Speaking on governance mechanisms and their importance for the sustainability of fisheries-based livelihoods, Torero shed light on FAO’s work in support of standard setting and voluntary and binding instruments to galvanize collaboration and collective action, including the Voluntary Guidelines for Securing Sustainable Small-scale Fisheries in the Context of Food Security and Poverty Eradication. He also spoke of how cooperation and management for shared resources can be achieved through regional fishery bodies and regional fisheries management organizations.

These instruments, including the Port State Measures Agreement (PSMA), acknowledge the need to take urgent action to ensure that oceans are resilient, that fisheries and aquaculture – and the trade of these products – are sustainable and produced with a nutrition-sensitive approach, all while safeguarding marine ecosystems.

“One in three commercially exploited fish stocks is unsustainably fished, and these stocks are largely where management is not effectively implemented,” Torero remarked. 

“The reasons for management failures are complex: lack of institutional, scientific and management capacity, lack of monitoring, control and surveillance systems, and in some cases lack of political will. Illegal, unreported and unregulated fishing, for example, is a direct consequence of these failures,” he added, pointing out that “where management is implemented, stocks are rebuilding and sustainability is being achieved.”

Working together for SDG14 ahead of the UN Food Systems Summit

Bringing together evidence for data-driven decisions on food security, nutrition and conservation is paramount.

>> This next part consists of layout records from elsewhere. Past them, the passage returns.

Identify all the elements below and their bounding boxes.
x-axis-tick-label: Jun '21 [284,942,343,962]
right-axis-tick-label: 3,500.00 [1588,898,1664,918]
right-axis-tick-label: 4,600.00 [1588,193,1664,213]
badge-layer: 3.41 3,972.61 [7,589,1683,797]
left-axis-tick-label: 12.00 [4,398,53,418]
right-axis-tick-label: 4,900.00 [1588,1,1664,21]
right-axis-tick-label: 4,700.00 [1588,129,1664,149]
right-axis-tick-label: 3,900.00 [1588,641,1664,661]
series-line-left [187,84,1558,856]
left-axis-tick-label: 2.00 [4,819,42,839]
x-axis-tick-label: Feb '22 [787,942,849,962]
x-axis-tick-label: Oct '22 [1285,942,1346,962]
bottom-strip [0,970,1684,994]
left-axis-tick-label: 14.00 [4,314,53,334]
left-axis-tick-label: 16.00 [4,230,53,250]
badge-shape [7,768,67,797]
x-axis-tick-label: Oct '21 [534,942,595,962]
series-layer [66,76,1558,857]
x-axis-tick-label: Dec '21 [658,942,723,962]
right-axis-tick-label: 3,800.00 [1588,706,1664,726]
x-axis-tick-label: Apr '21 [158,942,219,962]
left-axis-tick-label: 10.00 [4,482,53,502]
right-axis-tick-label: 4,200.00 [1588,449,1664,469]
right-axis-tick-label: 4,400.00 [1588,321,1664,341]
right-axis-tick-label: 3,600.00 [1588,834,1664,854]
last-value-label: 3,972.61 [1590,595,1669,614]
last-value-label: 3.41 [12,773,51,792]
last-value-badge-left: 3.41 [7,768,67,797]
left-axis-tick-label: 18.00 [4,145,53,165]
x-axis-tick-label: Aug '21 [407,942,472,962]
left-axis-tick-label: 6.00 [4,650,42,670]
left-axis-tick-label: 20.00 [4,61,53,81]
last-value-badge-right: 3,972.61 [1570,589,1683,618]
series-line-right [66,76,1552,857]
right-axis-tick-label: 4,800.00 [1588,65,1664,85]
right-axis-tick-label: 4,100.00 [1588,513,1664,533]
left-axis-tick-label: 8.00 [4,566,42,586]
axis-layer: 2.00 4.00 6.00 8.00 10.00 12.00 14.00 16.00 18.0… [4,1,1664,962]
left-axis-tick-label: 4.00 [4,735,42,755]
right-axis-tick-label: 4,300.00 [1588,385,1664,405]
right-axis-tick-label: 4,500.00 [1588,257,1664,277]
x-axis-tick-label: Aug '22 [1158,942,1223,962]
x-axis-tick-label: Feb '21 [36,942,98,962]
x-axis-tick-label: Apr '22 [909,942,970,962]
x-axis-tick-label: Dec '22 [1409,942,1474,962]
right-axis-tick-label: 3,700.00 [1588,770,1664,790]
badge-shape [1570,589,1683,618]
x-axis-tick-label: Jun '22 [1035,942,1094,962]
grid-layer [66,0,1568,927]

As such, improving the understanding of how sustainable fisheries and aquaculture can translate into improved food and nutrition security, through a people-centered and rights-based approach, is expected to feature prominently in the lead up to the UN Food Systems Summit later this year.

Against this backdrop, Torero underscored: “The only solution is capacity building at all levels, including demonstrating that political action pays off, and recognize that effective management is the best conservation tool.”

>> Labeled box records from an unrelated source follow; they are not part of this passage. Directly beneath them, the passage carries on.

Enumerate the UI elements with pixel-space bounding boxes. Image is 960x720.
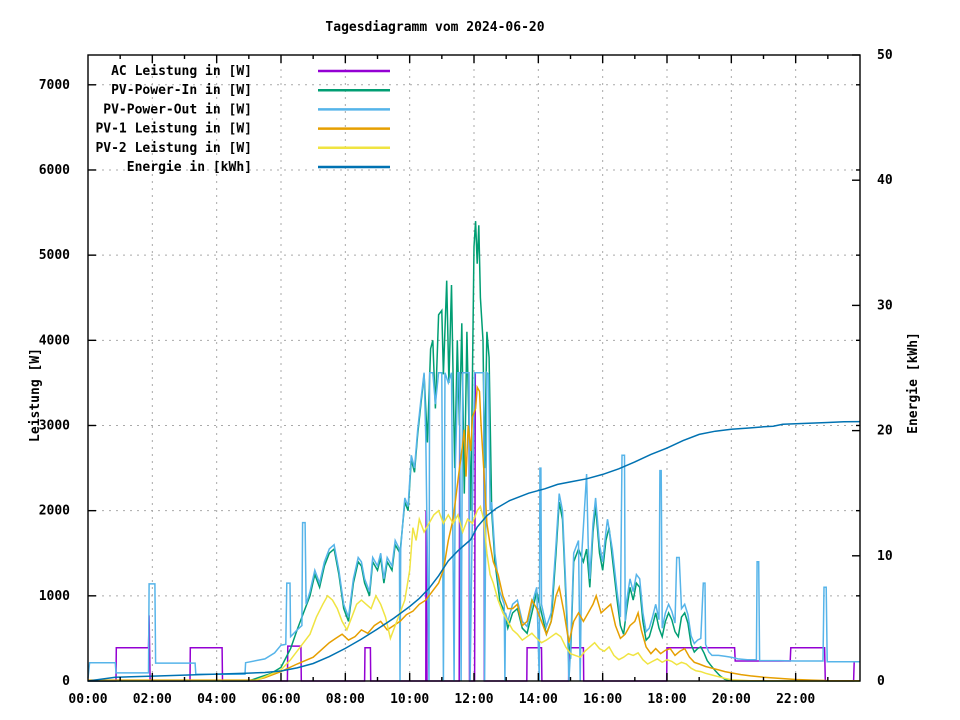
x-tick-label: 20:00 xyxy=(712,692,751,707)
series-pv-2-leistung-in-w xyxy=(88,504,860,682)
x-tick-label: 16:00 xyxy=(583,692,622,707)
legend-label: PV-1 Leistung in [W] xyxy=(95,122,252,137)
y-right-tick-label: 50 xyxy=(877,48,893,63)
x-tick-label: 10:00 xyxy=(390,692,429,707)
chart-title: Tagesdiagramm vom 2024-06-20 xyxy=(325,20,544,35)
x-tick-label: 12:00 xyxy=(454,692,493,707)
x-tick-label: 00:00 xyxy=(68,692,107,707)
series-energie-in-kwh xyxy=(87,420,861,682)
y-left-tick-label: 1000 xyxy=(39,589,70,604)
x-tick-label: 02:00 xyxy=(133,692,172,707)
x-tick-label: 18:00 xyxy=(647,692,686,707)
series-pv-power-out-in-w xyxy=(87,370,860,682)
x-tick-label: 08:00 xyxy=(326,692,365,707)
legend-label: PV-Power-In in [W] xyxy=(111,83,252,98)
y-right-tick-label: 30 xyxy=(877,298,893,313)
y-left-tick-label: 3000 xyxy=(39,418,70,433)
y-right-tick-label: 10 xyxy=(877,549,893,564)
y-left-tick-label: 7000 xyxy=(39,78,70,93)
y-left-tick-label: 0 xyxy=(62,674,70,689)
legend-label: PV-2 Leistung in [W] xyxy=(95,141,252,156)
y-right-tick-label: 0 xyxy=(877,674,885,689)
legend-label: PV-Power-Out in [W] xyxy=(103,102,252,117)
series-pv-1-leistung-in-w xyxy=(88,384,861,682)
y-left-tick-label: 4000 xyxy=(39,333,70,348)
y-left-tick-label: 6000 xyxy=(39,163,70,178)
y-right-tick-label: 20 xyxy=(877,424,893,439)
y-left-tick-label: 5000 xyxy=(39,248,70,263)
y-left-axis-label: Leistung [W] xyxy=(28,348,43,442)
x-tick-label: 22:00 xyxy=(776,692,815,707)
y-right-tick-label: 40 xyxy=(877,173,893,188)
x-tick-label: 14:00 xyxy=(519,692,558,707)
plot-frame xyxy=(87,54,861,682)
data-series xyxy=(87,221,861,682)
x-tick-label: 04:00 xyxy=(197,692,236,707)
legend: AC Leistung in [W] PV-Power-In in [W] PV-P… xyxy=(95,64,390,175)
y-left-tick-label: 2000 xyxy=(39,504,70,519)
legend-label: AC Leistung in [W] xyxy=(111,64,252,79)
x-tick-label: 06:00 xyxy=(261,692,300,707)
legend-label: Energie in [kWh] xyxy=(127,160,252,175)
tick-labels: 0 1000 2000 3000 4000 5000 6000 7000 0 10 20 30 40 50… xyxy=(39,48,893,707)
y-right-axis-label: Energie [kWh] xyxy=(906,332,921,434)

In relation to FAO's efforts to reduce the increasing numbers of undernourished people around the world, Torero called for a Blue Transformation of the sector with active interventions in three pillars: (i) sustainable intensification of aquaculture, targeting a 35-40 percent growth in global production by 2030; (ii) transforming fisheries through a better management to restore fish stocks to levels that can produce maximum sustainable yields; and (iii) improving efficiency, viability and inclusiveness of fish value chains, thus reducing loss and waste as well as discards, while also opening new markets, removing barriers to trade and making use of new opportunities as climate change affects traditional sources.

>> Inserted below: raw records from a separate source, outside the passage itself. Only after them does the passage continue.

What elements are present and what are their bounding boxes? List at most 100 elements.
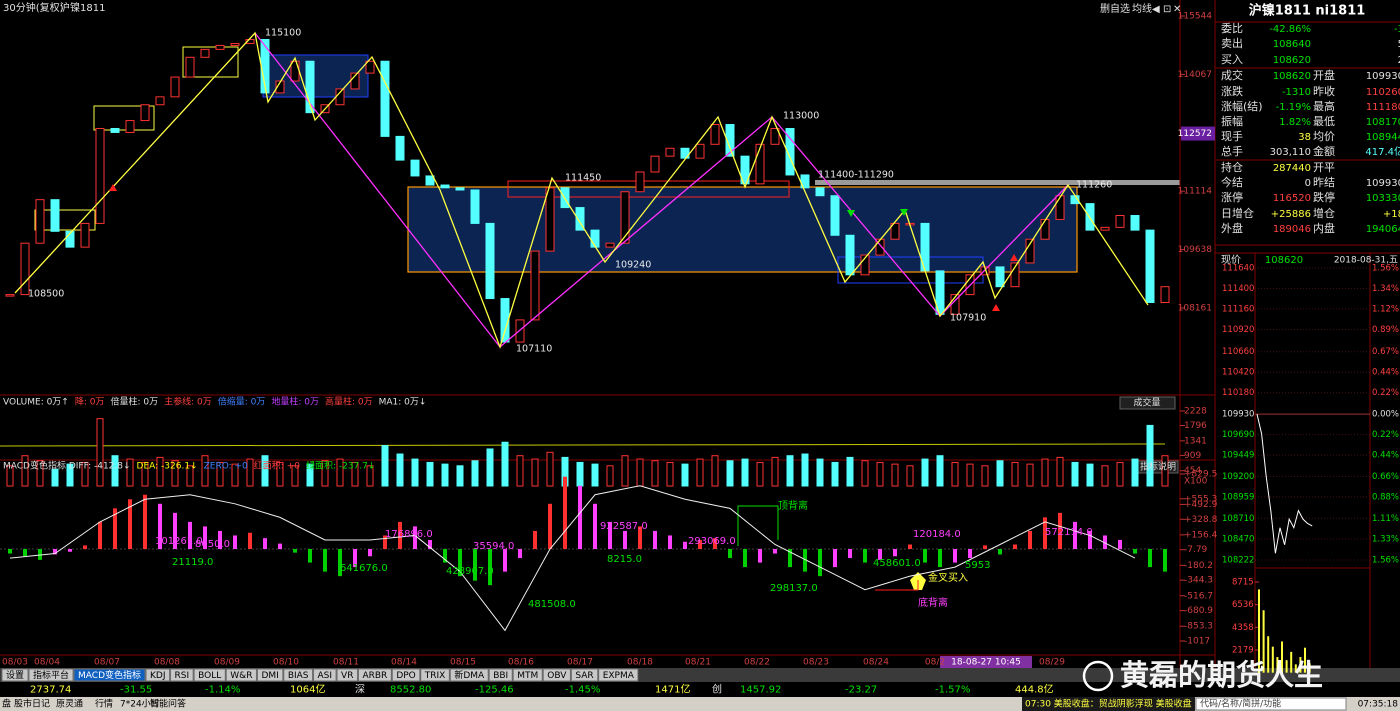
tab[interactable]: RSI: [170, 668, 194, 682]
index-value: -1.57%: [935, 685, 970, 696]
tab[interactable]: W&R: [225, 668, 257, 682]
tab[interactable]: ASI: [313, 668, 337, 682]
intraday-volume-bar: [1276, 657, 1279, 673]
tab[interactable]: VR: [336, 668, 358, 682]
range-box: [507, 180, 790, 198]
candle: [1055, 195, 1065, 220]
x-tick-label: 08/11: [333, 658, 359, 668]
quote-label: 今结: [1221, 175, 1243, 189]
macd-bar: [413, 526, 417, 550]
tab[interactable]: OBV: [542, 668, 571, 682]
toolbar-button[interactable]: 均线: [1132, 2, 1152, 15]
candle: [65, 230, 75, 248]
macd-bar: [353, 549, 357, 568]
status-item[interactable]: 盘: [2, 698, 11, 710]
candle: [110, 127, 120, 133]
y-tick-label: 108222: [1222, 556, 1254, 566]
macd-bar: [533, 530, 537, 550]
volume-bar: [876, 461, 884, 487]
last-price-box: [1181, 126, 1215, 141]
tab[interactable]: DPO: [391, 668, 421, 682]
quote-label: 昨结: [1313, 176, 1335, 189]
volume-bar: [906, 465, 914, 487]
quote-value: 109930: [1366, 71, 1400, 82]
toolbar-button[interactable]: ✕: [1173, 4, 1181, 15]
candle: [605, 242, 615, 248]
status-item[interactable]: 原灵通: [56, 699, 83, 710]
indicator-button[interactable]: [1119, 396, 1176, 410]
intraday-volume-bar: [1271, 646, 1274, 673]
macd-bar: [68, 549, 72, 552]
tab[interactable]: MTM: [512, 668, 543, 682]
tab[interactable]: MACD变色指标: [73, 668, 146, 682]
tab[interactable]: DMI: [256, 668, 284, 682]
pct-tick-label: 0.89%: [1372, 325, 1399, 335]
quote-label: 开盘: [1313, 68, 1335, 82]
tab-bg: [256, 668, 284, 682]
tab-label: SAR: [575, 671, 593, 681]
volume-bar: [951, 461, 959, 487]
volume-bar: [411, 458, 419, 487]
range-box: [34, 209, 96, 231]
macd-bar: [83, 545, 87, 550]
legend-item: 地量柱: 0万: [271, 396, 319, 408]
tab[interactable]: BIAS: [283, 668, 314, 682]
tab[interactable]: BBI: [488, 668, 513, 682]
tab-bg: [357, 668, 392, 682]
quote-value: 287440: [1273, 163, 1311, 174]
candle: [245, 38, 255, 44]
tab[interactable]: SAR: [570, 668, 599, 682]
y-tick-label: 109690: [1222, 430, 1254, 440]
divergence-mark: [875, 580, 919, 591]
toolbar-button[interactable]: ⊡: [1163, 4, 1171, 15]
tab-label: OBV: [547, 671, 567, 681]
search-box[interactable]: [1195, 697, 1347, 711]
candle: [830, 195, 840, 236]
volume-bar: [666, 461, 674, 487]
tab[interactable]: EXPMA: [598, 668, 639, 682]
y-tick-label: 108710: [1222, 514, 1254, 524]
tab[interactable]: TRIX: [420, 668, 450, 682]
tab[interactable]: BOLL: [193, 668, 226, 682]
macd-bar: [1028, 530, 1032, 550]
macd-annotation: 5953: [965, 560, 990, 571]
macd-bar: [1088, 530, 1092, 550]
pct-tick-label: 1.56%: [1372, 264, 1399, 274]
status-item[interactable]: 7*24小时: [120, 698, 160, 710]
status-item[interactable]: 智能问答: [150, 698, 186, 710]
toolbar-button[interactable]: 删自选: [1100, 2, 1130, 15]
volume-bar: [1086, 463, 1094, 487]
tab[interactable]: KDJ: [145, 668, 171, 682]
tab[interactable]: 指标平台: [28, 668, 74, 682]
candle: [5, 294, 15, 297]
y-tick-label: 2179: [1232, 646, 1254, 656]
status-item[interactable]: 行情: [95, 698, 113, 710]
tab[interactable]: 设置: [1, 668, 29, 682]
macd-bar: [1103, 535, 1107, 550]
quote-label: 振幅: [1221, 114, 1243, 128]
macd-bar: [248, 532, 252, 550]
quote-value: +18: [1383, 209, 1400, 220]
candle: [1160, 286, 1170, 304]
tab[interactable]: 新DMA: [449, 668, 489, 682]
candle: [1010, 262, 1020, 288]
toolbar-button[interactable]: ◀: [1152, 4, 1160, 15]
volume-bar: [726, 460, 734, 487]
intraday-volume-bar: [1285, 660, 1288, 673]
quote-value: 108620: [1273, 71, 1311, 82]
volume-bar: [276, 461, 284, 487]
legend-item: ZERO: +0: [204, 462, 248, 472]
macd-bar: [158, 503, 162, 550]
indicator-button-label[interactable]: 成交量: [1133, 397, 1160, 409]
quote-label: 涨跌: [1221, 84, 1243, 98]
quote-label: 昨收: [1313, 84, 1335, 98]
quote-label: 均价: [1313, 130, 1335, 143]
quote-label: 内盘: [1313, 221, 1335, 235]
status-item[interactable]: 股市日记: [14, 698, 50, 710]
indicator-button-label[interactable]: 指标说明: [1140, 461, 1176, 473]
volume-bar: [981, 465, 989, 487]
volume-bar: [786, 455, 794, 487]
tab[interactable]: ARBR: [357, 668, 392, 682]
tab-label: EXPMA: [603, 671, 635, 681]
macd-bar: [398, 521, 402, 550]
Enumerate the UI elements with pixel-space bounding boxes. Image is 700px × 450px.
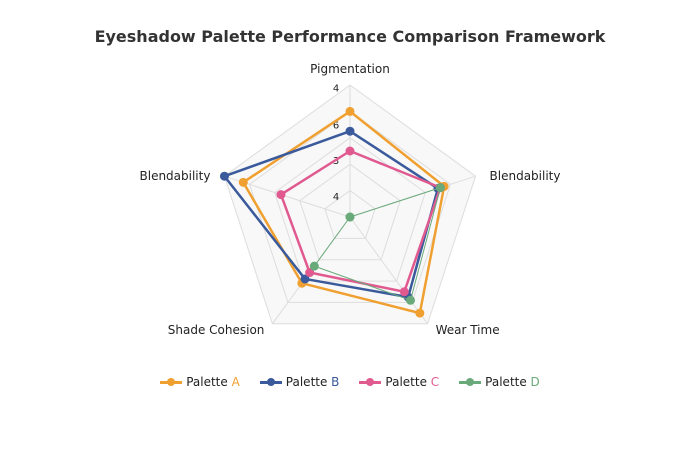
legend-item: Palette C bbox=[359, 375, 439, 389]
grid-ring bbox=[248, 110, 452, 303]
data-point bbox=[305, 268, 315, 278]
series-line bbox=[223, 129, 440, 299]
data-point bbox=[219, 171, 229, 181]
grid-ring bbox=[299, 163, 401, 261]
tick-label: 4 bbox=[333, 84, 339, 95]
axis-label: Shade Cohesion bbox=[168, 323, 265, 337]
grid-ring bbox=[223, 84, 477, 325]
data-point bbox=[435, 183, 445, 193]
legend-label: Palette D bbox=[485, 375, 540, 389]
data-point bbox=[406, 295, 416, 305]
data-point bbox=[345, 146, 355, 156]
axis-label: Wear Time bbox=[436, 323, 500, 337]
legend-swatch bbox=[259, 377, 282, 387]
series-line bbox=[242, 110, 446, 315]
legend-label: Palette B bbox=[285, 375, 340, 389]
tick-label: 4 bbox=[333, 192, 339, 203]
tick-label: 6 bbox=[333, 121, 339, 132]
legend-label: Palette A bbox=[186, 375, 240, 389]
data-point bbox=[276, 190, 286, 200]
data-point bbox=[415, 308, 425, 318]
grid-ring bbox=[324, 189, 376, 239]
data-point bbox=[345, 212, 355, 222]
legend: Palette A Palette B Palette C Palette D bbox=[0, 375, 700, 389]
data-point bbox=[300, 274, 310, 284]
axis-label: Blendability bbox=[490, 169, 561, 183]
legend-label: Palette C bbox=[385, 375, 440, 389]
data-point bbox=[399, 287, 409, 297]
data-point bbox=[309, 261, 319, 271]
data-point bbox=[238, 177, 248, 187]
data-point bbox=[345, 126, 355, 136]
axis-label: Blendability bbox=[140, 169, 211, 183]
legend-swatch bbox=[459, 377, 482, 387]
tick-label: 3 bbox=[333, 156, 339, 167]
legend-item: Palette B bbox=[259, 375, 340, 389]
data-point bbox=[345, 106, 355, 116]
legend-item: Palette A bbox=[160, 375, 240, 389]
legend-item: Palette D bbox=[459, 375, 540, 389]
chart-title: Eyeshadow Palette Performance Comparison… bbox=[94, 27, 606, 46]
axis-label: Pigmentation bbox=[310, 62, 390, 76]
grid-spoke bbox=[349, 216, 428, 325]
legend-swatch bbox=[160, 377, 183, 387]
legend-swatch bbox=[359, 377, 382, 387]
series-line bbox=[279, 149, 442, 294]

The panel discussion also touched on the recently endorsed 2021 Declaration for Sustainable Fisheries and Aquaculture of the FAO Committee on Fisheries and on the UNCTAD-FAO-UNEP Inter Agency Plan of Action on SDG 14, both of which link to FAO’s efforts in brokering consensus around the PSMA, as voiced by the FAO Director-General in a call for additional collaborative efforts to combat IUU fishing, on the occasion of the Third Meeting of the Parties of the PSMA. Several permanent missions took to the virtual floor following the panel presentations, calling for concerted action to preventing and ending harmful sector subsidies, including a call to action to reach an agreement that would also enhance the implementation of the PSMA.